After an substantial increase in the worldwide demand for bourbon, and not enough to go around, Maker’s Mark announced its decision last week to reduce its alcohol content in response to supply constraints.
“Brand fans,” as Maker’s Mark calls them, were not happy.
Customers spoke out on Facebook and Twitter in mass, saying that they would rather put up with an occasional supply shortage than put up with any change in their handmade bourbon.
On Sunday evening, President of Maker’s Mark, Bill Samuels Jr. and his son, Chief Operating Officer Rob Samuels, responded in a statement on the Maker’s Mark Facebook page reversing its decision to alter its bourbon recipe:
Since we announced our decision last week to reduce the alcohol content (ABV) of Maker’s Mark in response constraints, we have heard many concerns and questions from our ambassadors and brand fans. We’re humbled by your overwhelming response and passion for Maker’s Mark. While we thought we were doing what’s right, this is your brand — and you told us in large numbers to change our decision.
You spoke. We listened. And we’re sincerely sorry we let you down.
So effective immediately, we are reversing our decision to lower the ABV of Maker’s Mark, and resuming production at 45% alcohol by volume (90 proof). Just like we’ve made it since the very beginning.
The unanticipated dramatic growth rate of Maker’s Mark is a good problem to have, and we appreciate you telling us you’d even put up with occasional shortages. We promise we’ll deal with them as best we can, as we work to expand capacity at the distillery…”
Fans of the whiskey quickly applauded the company’s decision to keep the recipe the same. Within two hours of Sunday’s post, the statement drew more than 14,000 “likes” and more than 2,200 comments.
Corporate Strategy: “The Customers’ Brand”
Maker’s Mark’s statement that “this is your brand” raises some interesting questions about the balance between the overarching strategic needs of company and the demands of consumers.

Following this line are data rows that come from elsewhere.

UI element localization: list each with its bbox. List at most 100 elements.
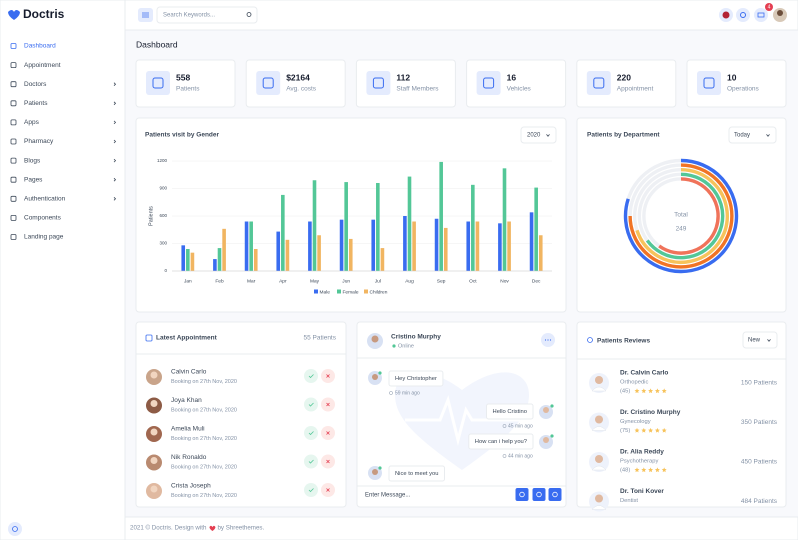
close-icon xyxy=(326,402,330,407)
check-icon xyxy=(308,374,314,379)
chart-card xyxy=(135,117,567,313)
search-box[interactable] xyxy=(156,6,258,24)
bar xyxy=(376,183,380,271)
menu-item[interactable]: Appointment xyxy=(24,62,61,69)
contact-status: Online xyxy=(398,343,414,349)
x-tick-label: Sep xyxy=(437,278,446,284)
submenu-chevron xyxy=(113,197,117,201)
y-tick-label: 0 xyxy=(164,268,167,273)
patient-avatar-face xyxy=(150,485,158,493)
page-title: Dashboard xyxy=(136,39,178,49)
patient-name: Crista Joseph xyxy=(171,483,211,490)
menu-icon xyxy=(142,12,149,18)
user-head xyxy=(777,10,783,16)
doctor-face xyxy=(595,455,603,463)
bar xyxy=(538,235,543,271)
menu-item[interactable]: Landing page xyxy=(24,234,64,241)
doctor-specialty: Orthopedic xyxy=(620,380,648,386)
menu-item[interactable]: Pharmacy xyxy=(24,138,54,145)
accept-button[interactable] xyxy=(304,426,318,440)
menu-item[interactable]: Components xyxy=(24,215,62,222)
star xyxy=(641,467,647,473)
menu-item[interactable]: Doctors xyxy=(24,81,47,88)
menu-item[interactable]: Pages xyxy=(24,176,43,183)
booking-date: Booking on 27th Nov, 2020 xyxy=(171,379,237,385)
star xyxy=(654,467,660,473)
sidebar xyxy=(0,0,126,540)
online-dot xyxy=(392,344,396,348)
menu-icon xyxy=(10,176,17,183)
legend-swatch xyxy=(314,289,318,294)
attach-button[interactable] xyxy=(548,488,562,501)
stat-glyph xyxy=(593,77,605,89)
bar xyxy=(317,235,321,271)
accept-button[interactable] xyxy=(304,397,318,412)
legend-swatch xyxy=(337,289,341,294)
period-select[interactable] xyxy=(728,126,777,144)
x-tick-label: Nov xyxy=(500,278,509,284)
menu-icon xyxy=(10,119,17,126)
stat-label: Operations xyxy=(727,86,760,93)
bar xyxy=(217,248,222,271)
bar xyxy=(222,228,226,271)
patient-avatar-face xyxy=(150,400,158,407)
gear xyxy=(740,12,746,18)
y-tick-label: 300 xyxy=(159,241,167,246)
star xyxy=(634,388,640,394)
legend-label: Children xyxy=(370,289,388,295)
doctor-coat xyxy=(591,426,607,431)
message-time: 59 min ago xyxy=(395,390,420,396)
doctor-face xyxy=(595,494,603,503)
y-tick-label: 600 xyxy=(159,213,167,218)
bar xyxy=(434,218,439,271)
presence-dot xyxy=(378,466,382,470)
x-tick-label: Jul xyxy=(375,278,381,284)
more-dot xyxy=(547,339,549,341)
footer-text: by Shreethemes. xyxy=(217,525,264,532)
bar xyxy=(312,180,317,271)
send-button[interactable] xyxy=(515,488,529,501)
doctor-specialty: Psychotherapy xyxy=(620,459,658,465)
clock-icon xyxy=(502,424,507,428)
menu-item[interactable]: Dashboard xyxy=(24,43,56,50)
center-total: 249 xyxy=(676,226,687,233)
menu-item[interactable]: Blogs xyxy=(24,157,41,164)
stat-icon xyxy=(476,71,501,95)
settings-button[interactable] xyxy=(736,8,750,22)
review-count: (48) xyxy=(620,468,630,474)
radial-bar xyxy=(658,177,720,255)
search-icon xyxy=(246,12,252,17)
year-select[interactable] xyxy=(520,126,557,144)
stat-value: $2164 xyxy=(286,72,310,82)
accept-button[interactable] xyxy=(304,483,318,497)
submenu-chevron xyxy=(113,120,117,125)
menu-item[interactable]: Apps xyxy=(24,119,40,126)
accept-button[interactable] xyxy=(304,369,318,383)
patient-name: Calvin Carlo xyxy=(171,369,207,376)
close-icon xyxy=(326,488,330,492)
bar xyxy=(529,212,534,271)
bar xyxy=(339,219,344,271)
star xyxy=(654,388,660,394)
y-axis-label: Patients xyxy=(148,206,154,226)
accept-button[interactable] xyxy=(304,454,318,469)
chat-launcher[interactable] xyxy=(8,522,22,536)
message-text: Hey Christopher xyxy=(395,376,437,382)
doctor-specialty: Dentist xyxy=(620,498,638,504)
message-input-placeholder: Enter Message... xyxy=(365,493,411,499)
review-count: (45) xyxy=(620,389,630,395)
mail-button[interactable] xyxy=(754,8,768,22)
close-icon xyxy=(326,431,330,435)
x-tick-label: Apr xyxy=(279,278,287,284)
bar xyxy=(253,249,258,271)
presence-dot xyxy=(378,371,382,375)
menu-icon xyxy=(10,195,17,202)
doctor-specialty: Gynecology xyxy=(620,419,651,425)
stat-value: 16 xyxy=(507,72,517,82)
emoji-button[interactable] xyxy=(532,488,546,501)
doctor-coat xyxy=(591,386,607,392)
reviews-select[interactable] xyxy=(742,331,778,349)
check-icon xyxy=(308,488,314,493)
menu-item[interactable]: Patients xyxy=(24,100,48,107)
menu-item[interactable]: Authentication xyxy=(24,196,66,203)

One of the tricky things about making and selling handcrafted whiskey is that it takes time — about 6 years for Maker’s Mark. That means the company has to predict demand at least 6 years in advance, and it would have been hard for any whiskey-maker to foresee the significant increase in the worldwide demand for bourbon this year back in 2007.
According to Maker’s Mark, the rising demand created a situation where they had three options. The first: Run out of the product in some markets. The second: De-age the whiskey. The third: Reduce the proof. The company elected to go with option three, since they didn’t want to even consider raising prices and losing the bourbon’s status as a go-to for mixed drinks at bars.
Bill Samuels said the company tinkered with how much water to add and keep the taste the same for about three months before making the announcement about the change. He explained that their focus was on the supply problem and they didn’t consider the emotional attachment that customers have to the brand and its composition.
Because bourbon drinkers were so displeased with the decision to reduce the proof, Maker’s will be back to the drawing board and need to rethink their corporate strategy. Will they really allow shortages and essentially charge a below-market price? Are they going to hike price and risk the bourbon’s status as a go-to mass market bourbon brand? Or will they find another way to get more supply of whiskey that is less blatant that diluting it?
It will be interesting to see what direction Maker’s Mark decides to take in the upcoming months. For now, the lesson we’ve learned from this business gaffe is: customers rule.